The ensuing political melee quickly demonstrated that Walker’s extremist agitation had an alarmingly wide base of support in the officer corps, where Hanson Baldwin reported that he was regarded as a “soldier’s soldier.” An aggrieved Army captain told the
New York Times
, “I feel the general is being crucified. And I think the men feel the same way.” It was revealed that Walker’s indoctrination program had been endorsed by none other than General Lemnitzer, the country’s top military leader, who wrote in a letter to the far-right officer that he found his efforts “most interesting and useful.”
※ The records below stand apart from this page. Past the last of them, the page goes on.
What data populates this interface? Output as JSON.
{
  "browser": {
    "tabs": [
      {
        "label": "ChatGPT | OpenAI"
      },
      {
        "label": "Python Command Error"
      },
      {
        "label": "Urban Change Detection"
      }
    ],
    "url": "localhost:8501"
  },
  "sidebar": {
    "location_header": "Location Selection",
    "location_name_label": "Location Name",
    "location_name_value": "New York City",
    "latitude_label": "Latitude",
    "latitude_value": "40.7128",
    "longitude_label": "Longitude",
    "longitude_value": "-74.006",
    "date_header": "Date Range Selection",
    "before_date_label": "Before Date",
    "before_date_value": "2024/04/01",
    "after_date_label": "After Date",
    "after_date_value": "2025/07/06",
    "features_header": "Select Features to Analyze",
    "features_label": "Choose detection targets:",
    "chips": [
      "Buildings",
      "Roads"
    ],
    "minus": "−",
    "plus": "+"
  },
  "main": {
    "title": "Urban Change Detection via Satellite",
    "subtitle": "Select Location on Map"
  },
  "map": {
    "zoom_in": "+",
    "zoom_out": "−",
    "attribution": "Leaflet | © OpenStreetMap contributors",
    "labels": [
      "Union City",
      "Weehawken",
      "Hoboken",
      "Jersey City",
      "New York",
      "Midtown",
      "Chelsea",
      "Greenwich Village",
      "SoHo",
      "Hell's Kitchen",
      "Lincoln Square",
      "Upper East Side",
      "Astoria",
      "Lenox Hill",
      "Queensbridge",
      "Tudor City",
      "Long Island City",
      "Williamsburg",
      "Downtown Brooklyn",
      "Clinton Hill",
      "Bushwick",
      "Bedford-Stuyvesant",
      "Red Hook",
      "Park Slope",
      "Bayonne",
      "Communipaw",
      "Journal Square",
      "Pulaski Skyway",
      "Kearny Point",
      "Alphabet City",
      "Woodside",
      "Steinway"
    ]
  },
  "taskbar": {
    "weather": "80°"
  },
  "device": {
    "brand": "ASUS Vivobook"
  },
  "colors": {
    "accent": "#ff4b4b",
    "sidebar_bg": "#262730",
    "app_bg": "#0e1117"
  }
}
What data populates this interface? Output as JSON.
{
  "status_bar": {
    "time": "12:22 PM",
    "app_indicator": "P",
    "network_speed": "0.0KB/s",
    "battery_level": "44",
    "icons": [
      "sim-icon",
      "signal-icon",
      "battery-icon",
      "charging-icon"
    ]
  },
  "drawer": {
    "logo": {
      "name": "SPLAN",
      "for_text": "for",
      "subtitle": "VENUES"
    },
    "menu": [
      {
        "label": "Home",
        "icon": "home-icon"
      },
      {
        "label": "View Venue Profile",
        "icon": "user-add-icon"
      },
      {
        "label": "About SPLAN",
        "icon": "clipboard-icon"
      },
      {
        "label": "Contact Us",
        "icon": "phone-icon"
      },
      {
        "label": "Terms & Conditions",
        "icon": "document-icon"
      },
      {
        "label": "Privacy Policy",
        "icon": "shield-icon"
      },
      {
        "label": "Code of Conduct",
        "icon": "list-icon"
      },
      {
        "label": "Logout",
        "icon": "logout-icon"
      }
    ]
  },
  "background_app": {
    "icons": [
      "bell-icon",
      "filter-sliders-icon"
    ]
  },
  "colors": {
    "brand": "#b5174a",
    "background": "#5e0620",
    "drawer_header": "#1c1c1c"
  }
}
As the military establishment flexed its political muscle, two young legislative aides to Senator Fulbright looked on with growing apprehension. They saw the political effects of this right-wing agitation back in the senator’s home state of Arkansas, where military officers were joining with Christian fundamentalists in an anticommunist crusade that targeted liberal politicians and legislation as subversive. They looked overseas at the restive right-wing generals in France who, angry at President De Gaulle’s attempts to reach a peaceful settlement of the Algerian war, were threatening to overthrow him. (In September, De Gaulle would be the target of an unsuccessful assassination attempt by right-wing extremists.) And they wondered if there was the growing possibility of such a coup in Washington.